I sat through a webinar this afternoon—it’s actually yesterday now—about Amazon Web Services (AWS) for education. Tim Owens and Ryan Brazell were there as well, but it seemed like this stuff was old hat to them. On the other hand, I was blown away. I’ve been following the conversations around the service EC2 (Elastic Cloud Computing) that enables firing up servers and application environments on the fly and paying based on usage rather than set cost. I’ve also been intrigued by Amazon’s S3 storage for years, but I’m old gold LAMP environment. So the idea of moving all my digital kipple to the cloud always seemed more work and buzz than I had time for.
That’s an excuse in the end. There’s really no reason I shouldn’t have explored the possibilities of AWS sooner; I am a technologist after all. To atone for my sins, that’s what I spent a good part of the afternoon and evening doing. And it was high time because I needed some experimental space in my life, I was beginning to feel like a virtualized machine image in my day job đ
“What is a virtualized machine image?”, you might ask. You might even be saying, “What the hell are you talking about?” Let me try and explain. Among the coolest things at AWS are the Amazon Machine Images, which basically provide a virtualized package containing a specific server environment or application that can be customized for specific uses.
So, for example, say you wanted a WordPress MultiSite setup and you needed unlimited storage and bandwidth, but at the same time wanted to pay for usage rather than a set server fee (the idea of web as utility, now it just needs to be regulated ). Additionally, you want a package (or image) that has particular themes, plugins, and server specifications out-of-the-box. With Amazon’s marketplace you can choose from scores of such images  that you can set up in a matter of minutes. Given the work I did in a LAMP environment getting UMW Blogs up and running in 2006 and 2007, that’s pretty remarkable.

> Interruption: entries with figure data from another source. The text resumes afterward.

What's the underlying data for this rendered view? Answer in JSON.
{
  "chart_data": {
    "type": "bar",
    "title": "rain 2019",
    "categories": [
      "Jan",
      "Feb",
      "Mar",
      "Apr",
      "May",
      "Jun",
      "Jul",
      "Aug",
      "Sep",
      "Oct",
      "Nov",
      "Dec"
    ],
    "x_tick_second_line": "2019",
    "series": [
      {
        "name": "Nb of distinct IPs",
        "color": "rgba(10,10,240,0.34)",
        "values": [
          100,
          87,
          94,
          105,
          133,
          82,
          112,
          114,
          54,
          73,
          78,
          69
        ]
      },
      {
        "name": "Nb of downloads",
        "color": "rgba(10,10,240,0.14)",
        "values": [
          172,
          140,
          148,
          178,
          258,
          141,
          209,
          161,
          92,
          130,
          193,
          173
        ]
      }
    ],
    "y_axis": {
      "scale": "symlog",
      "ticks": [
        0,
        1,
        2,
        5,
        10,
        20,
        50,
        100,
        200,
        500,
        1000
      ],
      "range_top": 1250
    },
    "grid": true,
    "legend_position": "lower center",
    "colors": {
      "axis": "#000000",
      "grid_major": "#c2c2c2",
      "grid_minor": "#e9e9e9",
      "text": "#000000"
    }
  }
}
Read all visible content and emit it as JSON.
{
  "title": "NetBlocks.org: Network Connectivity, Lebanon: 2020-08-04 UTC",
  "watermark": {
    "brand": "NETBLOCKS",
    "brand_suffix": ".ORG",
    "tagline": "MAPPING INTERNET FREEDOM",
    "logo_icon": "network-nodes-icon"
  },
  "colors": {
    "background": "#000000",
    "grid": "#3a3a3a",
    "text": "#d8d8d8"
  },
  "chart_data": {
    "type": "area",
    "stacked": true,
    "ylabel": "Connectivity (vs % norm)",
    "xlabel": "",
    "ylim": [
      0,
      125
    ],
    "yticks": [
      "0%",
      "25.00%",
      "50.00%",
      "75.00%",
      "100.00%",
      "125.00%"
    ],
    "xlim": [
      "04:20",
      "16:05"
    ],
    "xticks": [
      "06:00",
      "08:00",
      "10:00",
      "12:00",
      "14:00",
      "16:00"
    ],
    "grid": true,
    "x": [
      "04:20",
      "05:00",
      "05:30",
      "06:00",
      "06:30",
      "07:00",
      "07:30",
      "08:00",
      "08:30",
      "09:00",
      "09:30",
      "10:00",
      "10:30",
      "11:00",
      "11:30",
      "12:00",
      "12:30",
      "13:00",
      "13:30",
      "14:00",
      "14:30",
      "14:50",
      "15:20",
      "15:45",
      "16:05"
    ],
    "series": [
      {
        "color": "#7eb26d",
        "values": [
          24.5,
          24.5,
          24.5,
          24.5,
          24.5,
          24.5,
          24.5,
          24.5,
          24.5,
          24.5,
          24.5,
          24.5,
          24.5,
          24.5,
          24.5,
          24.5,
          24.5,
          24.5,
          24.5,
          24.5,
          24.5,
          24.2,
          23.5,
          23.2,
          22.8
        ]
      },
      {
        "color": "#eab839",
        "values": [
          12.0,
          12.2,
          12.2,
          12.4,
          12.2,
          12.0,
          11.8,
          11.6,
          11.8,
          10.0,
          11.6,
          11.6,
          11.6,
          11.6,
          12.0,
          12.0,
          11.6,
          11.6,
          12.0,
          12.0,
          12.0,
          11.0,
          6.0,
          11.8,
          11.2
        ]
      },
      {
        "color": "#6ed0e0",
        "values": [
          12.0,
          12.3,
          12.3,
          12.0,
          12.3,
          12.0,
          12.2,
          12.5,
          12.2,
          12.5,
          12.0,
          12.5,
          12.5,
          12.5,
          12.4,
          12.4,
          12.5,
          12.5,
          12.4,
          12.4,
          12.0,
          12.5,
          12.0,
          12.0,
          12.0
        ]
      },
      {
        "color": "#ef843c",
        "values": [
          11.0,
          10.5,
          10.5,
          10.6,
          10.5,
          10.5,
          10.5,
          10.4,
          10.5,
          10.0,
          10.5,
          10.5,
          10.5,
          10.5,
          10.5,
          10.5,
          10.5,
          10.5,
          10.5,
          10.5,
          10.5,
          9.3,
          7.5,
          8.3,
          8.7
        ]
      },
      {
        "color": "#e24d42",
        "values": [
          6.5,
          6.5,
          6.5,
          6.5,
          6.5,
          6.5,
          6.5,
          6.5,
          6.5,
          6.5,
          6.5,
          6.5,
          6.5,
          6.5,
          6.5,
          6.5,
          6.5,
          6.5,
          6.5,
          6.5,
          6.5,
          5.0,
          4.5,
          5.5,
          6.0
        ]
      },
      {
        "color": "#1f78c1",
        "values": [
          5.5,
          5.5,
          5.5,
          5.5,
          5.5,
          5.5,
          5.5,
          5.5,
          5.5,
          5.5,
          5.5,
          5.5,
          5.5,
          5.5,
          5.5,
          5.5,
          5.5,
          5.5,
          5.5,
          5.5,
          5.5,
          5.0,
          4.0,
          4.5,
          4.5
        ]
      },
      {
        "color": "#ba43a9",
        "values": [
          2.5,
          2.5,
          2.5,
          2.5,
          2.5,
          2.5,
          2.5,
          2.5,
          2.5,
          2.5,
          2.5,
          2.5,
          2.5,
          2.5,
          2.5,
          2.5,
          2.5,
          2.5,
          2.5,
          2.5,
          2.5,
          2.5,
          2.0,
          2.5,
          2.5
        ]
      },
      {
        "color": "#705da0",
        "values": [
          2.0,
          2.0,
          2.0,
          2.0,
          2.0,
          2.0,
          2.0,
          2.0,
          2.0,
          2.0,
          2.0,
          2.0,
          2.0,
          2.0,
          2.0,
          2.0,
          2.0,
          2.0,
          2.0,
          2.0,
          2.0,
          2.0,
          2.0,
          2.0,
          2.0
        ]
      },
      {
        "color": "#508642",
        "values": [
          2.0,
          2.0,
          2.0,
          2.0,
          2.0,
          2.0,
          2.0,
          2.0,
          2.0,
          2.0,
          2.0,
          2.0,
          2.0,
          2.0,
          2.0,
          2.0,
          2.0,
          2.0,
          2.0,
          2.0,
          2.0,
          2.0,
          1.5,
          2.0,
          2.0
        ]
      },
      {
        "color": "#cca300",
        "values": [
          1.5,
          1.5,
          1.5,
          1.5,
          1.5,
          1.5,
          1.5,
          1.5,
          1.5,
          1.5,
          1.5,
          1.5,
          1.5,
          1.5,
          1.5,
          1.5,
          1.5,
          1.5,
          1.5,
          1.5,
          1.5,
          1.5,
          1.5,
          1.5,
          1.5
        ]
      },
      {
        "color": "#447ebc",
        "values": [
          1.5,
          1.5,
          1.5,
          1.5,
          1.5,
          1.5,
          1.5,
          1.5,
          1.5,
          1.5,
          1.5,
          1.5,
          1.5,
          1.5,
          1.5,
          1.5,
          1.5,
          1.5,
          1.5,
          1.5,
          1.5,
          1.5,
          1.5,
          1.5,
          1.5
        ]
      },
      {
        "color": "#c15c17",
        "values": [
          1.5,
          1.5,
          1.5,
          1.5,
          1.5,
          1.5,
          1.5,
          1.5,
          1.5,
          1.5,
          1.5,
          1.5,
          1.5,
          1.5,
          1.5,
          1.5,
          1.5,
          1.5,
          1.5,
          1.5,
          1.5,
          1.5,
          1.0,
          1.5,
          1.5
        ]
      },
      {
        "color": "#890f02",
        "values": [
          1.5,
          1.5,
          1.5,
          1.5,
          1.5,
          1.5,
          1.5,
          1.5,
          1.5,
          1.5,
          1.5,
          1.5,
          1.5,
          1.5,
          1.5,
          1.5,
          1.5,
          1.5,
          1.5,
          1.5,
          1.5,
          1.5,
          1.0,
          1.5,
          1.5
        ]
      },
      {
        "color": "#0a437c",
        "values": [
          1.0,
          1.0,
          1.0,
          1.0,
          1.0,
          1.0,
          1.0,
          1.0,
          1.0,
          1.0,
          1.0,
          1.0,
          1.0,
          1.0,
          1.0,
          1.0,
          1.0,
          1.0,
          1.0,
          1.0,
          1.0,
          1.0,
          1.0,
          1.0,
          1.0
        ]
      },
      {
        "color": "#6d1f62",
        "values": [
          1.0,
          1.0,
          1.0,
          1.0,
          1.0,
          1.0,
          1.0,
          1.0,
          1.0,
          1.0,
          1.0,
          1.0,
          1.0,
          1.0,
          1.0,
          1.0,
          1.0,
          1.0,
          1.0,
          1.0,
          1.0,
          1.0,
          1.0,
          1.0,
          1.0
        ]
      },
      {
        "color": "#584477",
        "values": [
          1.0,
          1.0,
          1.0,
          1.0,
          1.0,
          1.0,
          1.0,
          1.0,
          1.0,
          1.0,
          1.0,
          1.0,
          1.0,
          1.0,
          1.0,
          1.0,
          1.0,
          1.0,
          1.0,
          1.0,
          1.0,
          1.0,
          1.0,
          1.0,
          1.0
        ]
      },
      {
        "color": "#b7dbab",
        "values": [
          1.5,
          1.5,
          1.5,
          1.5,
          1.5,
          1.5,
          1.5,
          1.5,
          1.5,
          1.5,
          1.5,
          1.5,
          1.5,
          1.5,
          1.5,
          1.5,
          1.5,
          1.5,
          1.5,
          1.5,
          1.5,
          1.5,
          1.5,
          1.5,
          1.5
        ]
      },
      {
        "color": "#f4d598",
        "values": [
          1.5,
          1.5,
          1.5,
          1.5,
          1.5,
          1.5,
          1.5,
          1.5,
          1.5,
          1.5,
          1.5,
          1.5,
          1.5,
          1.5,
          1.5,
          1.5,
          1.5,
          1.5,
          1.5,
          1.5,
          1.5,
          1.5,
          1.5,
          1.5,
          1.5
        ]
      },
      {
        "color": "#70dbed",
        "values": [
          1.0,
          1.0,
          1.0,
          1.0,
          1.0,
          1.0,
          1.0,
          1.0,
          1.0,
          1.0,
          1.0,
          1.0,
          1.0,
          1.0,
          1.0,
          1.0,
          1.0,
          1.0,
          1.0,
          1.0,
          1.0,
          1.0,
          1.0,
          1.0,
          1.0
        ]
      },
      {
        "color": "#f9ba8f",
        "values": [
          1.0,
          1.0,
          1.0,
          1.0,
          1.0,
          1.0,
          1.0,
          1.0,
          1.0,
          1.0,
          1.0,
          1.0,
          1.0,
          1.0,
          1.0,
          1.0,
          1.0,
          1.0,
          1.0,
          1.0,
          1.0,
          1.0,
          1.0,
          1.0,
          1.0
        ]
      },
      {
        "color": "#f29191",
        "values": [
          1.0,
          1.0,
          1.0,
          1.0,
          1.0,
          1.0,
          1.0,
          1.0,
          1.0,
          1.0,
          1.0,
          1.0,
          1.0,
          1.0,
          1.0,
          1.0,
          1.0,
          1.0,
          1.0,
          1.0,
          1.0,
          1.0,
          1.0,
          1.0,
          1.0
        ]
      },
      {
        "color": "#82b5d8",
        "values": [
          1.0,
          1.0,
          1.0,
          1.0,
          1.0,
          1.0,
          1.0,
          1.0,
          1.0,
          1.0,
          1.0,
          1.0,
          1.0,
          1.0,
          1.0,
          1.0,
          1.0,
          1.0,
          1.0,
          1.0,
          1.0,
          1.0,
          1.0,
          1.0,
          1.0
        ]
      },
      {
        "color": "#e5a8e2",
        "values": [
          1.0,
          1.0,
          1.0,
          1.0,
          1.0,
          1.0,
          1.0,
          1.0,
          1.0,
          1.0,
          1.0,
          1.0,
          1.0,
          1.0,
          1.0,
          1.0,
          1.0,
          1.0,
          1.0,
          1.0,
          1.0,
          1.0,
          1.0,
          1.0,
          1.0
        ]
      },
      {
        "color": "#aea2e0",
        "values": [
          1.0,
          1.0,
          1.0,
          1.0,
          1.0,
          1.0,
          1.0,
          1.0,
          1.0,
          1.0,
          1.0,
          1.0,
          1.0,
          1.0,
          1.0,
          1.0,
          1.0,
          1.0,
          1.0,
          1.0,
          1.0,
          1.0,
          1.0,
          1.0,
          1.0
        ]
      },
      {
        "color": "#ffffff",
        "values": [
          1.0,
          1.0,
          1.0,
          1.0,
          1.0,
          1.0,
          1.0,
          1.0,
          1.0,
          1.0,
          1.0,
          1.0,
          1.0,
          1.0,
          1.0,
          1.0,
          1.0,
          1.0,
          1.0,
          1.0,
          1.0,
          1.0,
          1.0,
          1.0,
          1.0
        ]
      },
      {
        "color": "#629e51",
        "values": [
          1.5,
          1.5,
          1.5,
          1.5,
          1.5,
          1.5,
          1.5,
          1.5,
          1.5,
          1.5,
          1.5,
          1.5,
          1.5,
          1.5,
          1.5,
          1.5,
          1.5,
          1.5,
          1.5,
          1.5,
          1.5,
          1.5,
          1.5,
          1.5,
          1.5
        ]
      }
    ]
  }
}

What’s most remarkable is how seamlessly we can share infrastructure now. This goes way beyond open content in my mind. You can choose from a wide variety of machine images shared within the AWS marketplace, and fire up an instance almost immediately. And the marketplace idea doesn’t necessarily mean they are all provided by vendors, UMW could just as well share it’s configurations and customizations for UMW Blogs as a machine image with any school who was interested. This is exactly how we fired up an instance of EdX so our faculty could play with it.
What might this mean if the state of Virginia started sharing infrastructure for teaching and learning in higher ed that went beyond the learning management systems? I love the idea of a marketplace around infrastructure, and it not only scales very big, but also very small. One-off projects for folks who want to experiment with newer, lightweight platforms that are difficult for IT departments to spin up a server are an ideal use case. I’ll be writing more about this in my next post, but the fact I could install the node.js blogging platform Ghost (which requites a particular server environment) in a matter of minutes and immediately login and start playing is pretty radical.
In terms of an educational technology group like DTLT, something like AWS is the next generation of the Bluehost sandbox we got started with back in 2004. I don’t think I can ignore it any longer. And after playing with an instance of Ghost for much of the night, I don’t want to!